Ground white pepper is used in Chinese and Thai cooking. It's also used in dishes like salads or mashed potatoes where black specks would stand out. White pepper tastes a bit different from black pepper because it's missing some parts of the outer layer.
What is Green Pepper?
Green pepper is also made from unripe pepper fruits, just like black pepper. But green peppercorns are treated in a special way to keep their green color. This can be done by using certain chemicals, canning them, or freeze-drying. Pickled green peppercorns are unripe fruits kept in salty water or vinegar. Fresh green pepper fruits are not common in Western countries. But they are used in some Asian cuisines, especially in Thai cuisine. They have a spicy, fresh taste and a bright smell. They spoil quickly if not dried or preserved.
Wild Pepper Plants
Wild pepper grows in the Western Ghats area of India. Long ago, these forests had many wild pepper vines. But because of deforestation (cutting down trees), wild pepper now grows in smaller forest areas. The wild pepper source has become less important as people have improved how they grow pepper on farms.
Orange and Red Pepper
Orange or red pepper usually means ripe red pepper fruits. These are preserved in salty water or vinegar. Ripe red peppercorns can also be dried using methods that keep their color, similar to how green pepper is made.

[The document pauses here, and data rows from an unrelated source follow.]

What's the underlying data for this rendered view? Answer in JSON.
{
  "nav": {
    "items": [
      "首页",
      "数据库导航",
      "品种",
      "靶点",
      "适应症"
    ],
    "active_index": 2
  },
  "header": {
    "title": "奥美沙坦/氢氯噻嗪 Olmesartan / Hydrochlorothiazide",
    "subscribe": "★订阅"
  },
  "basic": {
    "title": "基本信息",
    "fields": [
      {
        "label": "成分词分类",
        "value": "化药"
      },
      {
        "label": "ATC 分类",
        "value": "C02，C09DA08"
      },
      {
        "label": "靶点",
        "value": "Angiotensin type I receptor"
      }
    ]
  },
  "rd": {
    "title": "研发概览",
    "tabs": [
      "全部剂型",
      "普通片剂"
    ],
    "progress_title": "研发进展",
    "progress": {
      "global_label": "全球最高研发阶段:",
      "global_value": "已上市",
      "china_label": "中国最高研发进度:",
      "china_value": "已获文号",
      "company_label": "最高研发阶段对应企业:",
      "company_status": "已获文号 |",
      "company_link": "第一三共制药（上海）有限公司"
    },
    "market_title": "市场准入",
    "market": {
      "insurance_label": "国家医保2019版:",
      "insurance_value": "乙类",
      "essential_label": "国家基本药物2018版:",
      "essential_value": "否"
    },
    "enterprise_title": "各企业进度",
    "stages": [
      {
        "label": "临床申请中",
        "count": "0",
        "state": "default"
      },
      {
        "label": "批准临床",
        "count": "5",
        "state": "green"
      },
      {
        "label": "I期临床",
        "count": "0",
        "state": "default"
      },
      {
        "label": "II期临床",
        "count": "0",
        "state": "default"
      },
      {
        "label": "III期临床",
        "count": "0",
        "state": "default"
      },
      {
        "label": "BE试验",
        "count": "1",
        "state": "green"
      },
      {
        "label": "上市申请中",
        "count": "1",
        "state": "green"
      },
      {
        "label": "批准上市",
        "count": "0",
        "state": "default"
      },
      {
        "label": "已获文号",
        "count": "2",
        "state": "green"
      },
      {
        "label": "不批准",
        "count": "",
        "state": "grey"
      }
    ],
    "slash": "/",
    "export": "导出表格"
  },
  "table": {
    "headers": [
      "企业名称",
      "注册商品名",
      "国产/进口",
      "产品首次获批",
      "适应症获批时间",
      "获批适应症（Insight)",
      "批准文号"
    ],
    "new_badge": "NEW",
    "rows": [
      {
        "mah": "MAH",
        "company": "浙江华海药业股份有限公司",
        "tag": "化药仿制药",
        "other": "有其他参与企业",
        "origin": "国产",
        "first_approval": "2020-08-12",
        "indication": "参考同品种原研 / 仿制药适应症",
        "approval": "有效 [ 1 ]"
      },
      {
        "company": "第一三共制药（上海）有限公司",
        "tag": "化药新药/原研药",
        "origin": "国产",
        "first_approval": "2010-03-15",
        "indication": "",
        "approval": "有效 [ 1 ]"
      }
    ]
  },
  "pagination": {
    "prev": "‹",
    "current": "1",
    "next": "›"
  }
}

Pink Pepper and Other "Peppers"
"Pink peppercorns" are actually the fruits of a different plant family. They come from the Peruvian pepper tree or the Brazilian peppertree. These trees are related to cashews. So, if you have a tree nut allergy, pink peppercorns might cause an allergic reaction.
Other plants are also used as pepper substitutes in different parts of the world. For example, in Chile and Argentina, the bark of a tree called Drimys winteri is used. In New Zealand, the seeds of Kawakawa (a relative of black pepper) are sometimes used.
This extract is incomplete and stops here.